После того как он вдруг все бросил и ушел в армию, объяснив, что пока не понимает, чего ему в жизни хочется, ее забрали в больницу с тяжелым сердечным приступом. Нет, ей ни одной секунды не казалось, что внук может не вернуться из этого своего Таджикистана. Но вот каким он вернется, не оставит ли все свое здоровье в тех проклятых горах, на чужой границе, – об этом ее сердце молчало, и это страшное молчание о будущем любимого мальчика было для ее сердца невыносимым. Она считала дни до его возвращения, она чуть с ума не сошла, когда Матвей сообщил, что подписал контракт еще на год, потому что ему зачли университетскую военную кафедру как военное училище и дали лейтенанта, а людей не хватает, и уходить прямо сейчас как-то стыдно...
И вот он наконец вернулся, а покоя в ее душе не прибавилось.

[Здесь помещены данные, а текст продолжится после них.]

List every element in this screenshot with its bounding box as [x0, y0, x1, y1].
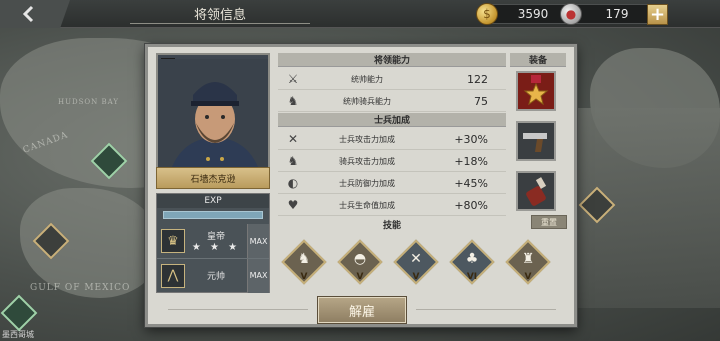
rank-max-badge: MAX — [247, 224, 269, 258]
fortress-icon: ♜ — [521, 251, 535, 267]
gold-coin-icon: $ — [476, 3, 498, 25]
attack-icon: ✕ — [287, 132, 299, 146]
bonus-label: 骑兵攻击力加成 — [339, 156, 395, 166]
map-label-hudson: HUDSON BAY — [58, 98, 120, 106]
skill-slot[interactable]: ♜ V — [505, 239, 551, 285]
rank-stars: ★ ★ ★ — [191, 242, 241, 253]
rank-row: ♛ 皇帝 ★ ★ ★ MAX — [157, 224, 269, 258]
experience-box: EXP ♛ 皇帝 ★ ★ ★ MAX ⋀ 元帅 MAX — [156, 193, 270, 293]
general-info-panel: ♞ 石墙杰克逊 EXP ♛ 皇帝 ★ ★ ★ MAX — [145, 44, 577, 327]
skill-level: V — [300, 272, 308, 282]
bonus-label: 士兵防御力加成 — [339, 178, 395, 188]
rank-title: 皇帝 — [206, 232, 225, 242]
gold-counter: $ 3590 — [476, 3, 568, 25]
exp-label: EXP — [157, 194, 269, 208]
add-currency-button[interactable]: + — [647, 4, 668, 25]
heart-icon: ♥ — [287, 198, 299, 212]
military-title: 元帅 — [206, 272, 225, 282]
skill-level: VI — [466, 272, 478, 282]
crossed-swords-icon: ⚔ — [287, 72, 299, 86]
skills-header: 技能 — [382, 220, 401, 231]
abilities-header: 将领能力 — [278, 53, 506, 67]
skill-slot[interactable]: ✕ V — [393, 239, 439, 285]
skill-slot[interactable]: ♣ VI — [449, 239, 495, 285]
bonus-value: +30% — [454, 132, 488, 146]
silver-coin-icon: ● — [560, 3, 582, 25]
bonus-label: 士兵生命值加成 — [339, 200, 395, 210]
crown-icon: ♛ — [161, 229, 185, 253]
equipment-slot-bottle[interactable] — [516, 171, 556, 211]
skill-level: V — [412, 272, 420, 282]
bonus-row: ✕ 士兵攻击力加成 +30% — [278, 129, 506, 150]
equipment-header: 装备 — [510, 53, 566, 67]
horse-icon: ♞ — [297, 251, 311, 267]
ability-row: ⚔ 统帅能力 122 — [278, 69, 506, 90]
military-rank-row: ⋀ 元帅 MAX — [157, 258, 269, 293]
bonus-value: +80% — [454, 198, 488, 212]
ability-label: 统帅骑兵能力 — [343, 96, 391, 106]
exp-progress-bar — [163, 211, 263, 219]
horse-head-icon: ♞ — [287, 94, 299, 108]
divider — [168, 309, 308, 310]
silver-counter: ● 179 — [560, 3, 652, 25]
bonus-value: +18% — [454, 154, 488, 168]
bonus-row: ♥ 士兵生命值加成 +80% — [278, 195, 506, 216]
soldier-bonus-header: 士兵加成 — [278, 113, 506, 127]
bonus-label: 士兵攻击力加成 — [339, 134, 395, 144]
skill-slot[interactable]: ◓ V — [337, 239, 383, 285]
top-bar: 将领信息 $ 3590 ● 179 + — [0, 0, 720, 28]
equipment-slot-medal[interactable] — [516, 71, 556, 111]
bonus-value: +45% — [454, 176, 488, 190]
skill-level: V — [356, 272, 364, 282]
chevron-rank-icon: ⋀ — [161, 263, 185, 288]
pine-trees-icon: ♣ — [465, 251, 479, 267]
equipment-slot-pistol[interactable] — [516, 121, 556, 161]
general-portrait-image — [158, 59, 268, 179]
helmet-icon: ◓ — [353, 251, 367, 267]
medal-icon — [523, 75, 549, 106]
pistol-icon — [523, 133, 547, 152]
map-label-gulf: GULF OF MEXICO — [30, 283, 131, 293]
back-arrow-icon — [22, 5, 34, 23]
divider — [416, 309, 556, 310]
shield-icon: ◐ — [287, 176, 299, 190]
page-title: 将领信息 — [130, 4, 310, 24]
dismiss-button[interactable]: 解雇 — [317, 296, 407, 324]
bonus-row: ◐ 士兵防御力加成 +45% — [278, 173, 506, 194]
city-name-label: 墨西哥城 — [2, 330, 34, 339]
back-button[interactable] — [0, 0, 70, 28]
reset-skills-button[interactable]: 重置 — [531, 215, 567, 229]
ability-label: 统帅能力 — [351, 74, 383, 84]
skill-level: V — [524, 272, 532, 282]
bottle-icon — [526, 177, 547, 206]
skill-slot[interactable]: ♞ V — [281, 239, 327, 285]
ability-row: ♞ 统帅骑兵能力 75 — [278, 91, 506, 112]
general-name: 石墙杰克逊 — [156, 167, 270, 189]
bonus-row: ♞ 骑兵攻击力加成 +18% — [278, 151, 506, 172]
ability-value: 75 — [474, 94, 488, 108]
crossed-rifles-icon: ✕ — [410, 251, 422, 267]
gold-amount: 3590 — [492, 4, 568, 24]
ability-value: 122 — [467, 72, 488, 86]
military-max-badge: MAX — [247, 258, 269, 293]
cavalry-icon: ♞ — [287, 154, 299, 168]
city-marker[interactable] — [0, 294, 38, 332]
silver-amount: 179 — [576, 4, 652, 24]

Пепельницу она на всякий случай убрала в буфет. Все равно Анюты с Сережей нет, а Матвей не курит, и жаль будет, если, без толку находясь под руками, пепельница случайно разобьется. Впрочем, в ермоловской квартире каким-то чудом не разбился ни один старинный предмет, и это при том, что Матвей был в детстве подвижным, как ртуть, и все горело у него в руках.
Со всеми этими предметами была связана глубокая жизнь, полная чувств и событий, неведомых даже самой старой обитательнице этой квартиры, и все были поэтому словно заговоренные. Да и вся эта квартира с детства казалась ей каким-то зачарованным царством. Это прошло, только когда Сережа привел сюда Анюту и Антонина Константиновна с облегчением почувствовала, что наконец перестала быть хозяйкой этого дома.
Она постелила себе на диване в Сережином кабинете. Эта комната много раз меняла свое назначение. Когда-то здесь был кабинет отца, и маленькая Тоня не могла взять в толк, почему на его по-мужски широком столе так много совсем не мужских игрушек: расписная деревянная фигурка танцовщицы, мельхиоровые ладони с длинными пальцами, между которыми вставлены узкие сиреневые конверты, посеребренная глиняная птица с человеческим лицом, музыкальная шкатулка со множеством крючочков и колокольчиков, которые вызванивают какую-то до слез простую мелодию... Потом здесь была Сережина и Анютина спальня, потом с Сережей случилось его несчастье и он стал спать здесь один в те редкие ночи, которые проводил дома. Теперь это, слава богу, кончилось, и в эту комнату он даже заходит редко – видно, не любит вспоминать о годах, проведенных здесь в одиночестве.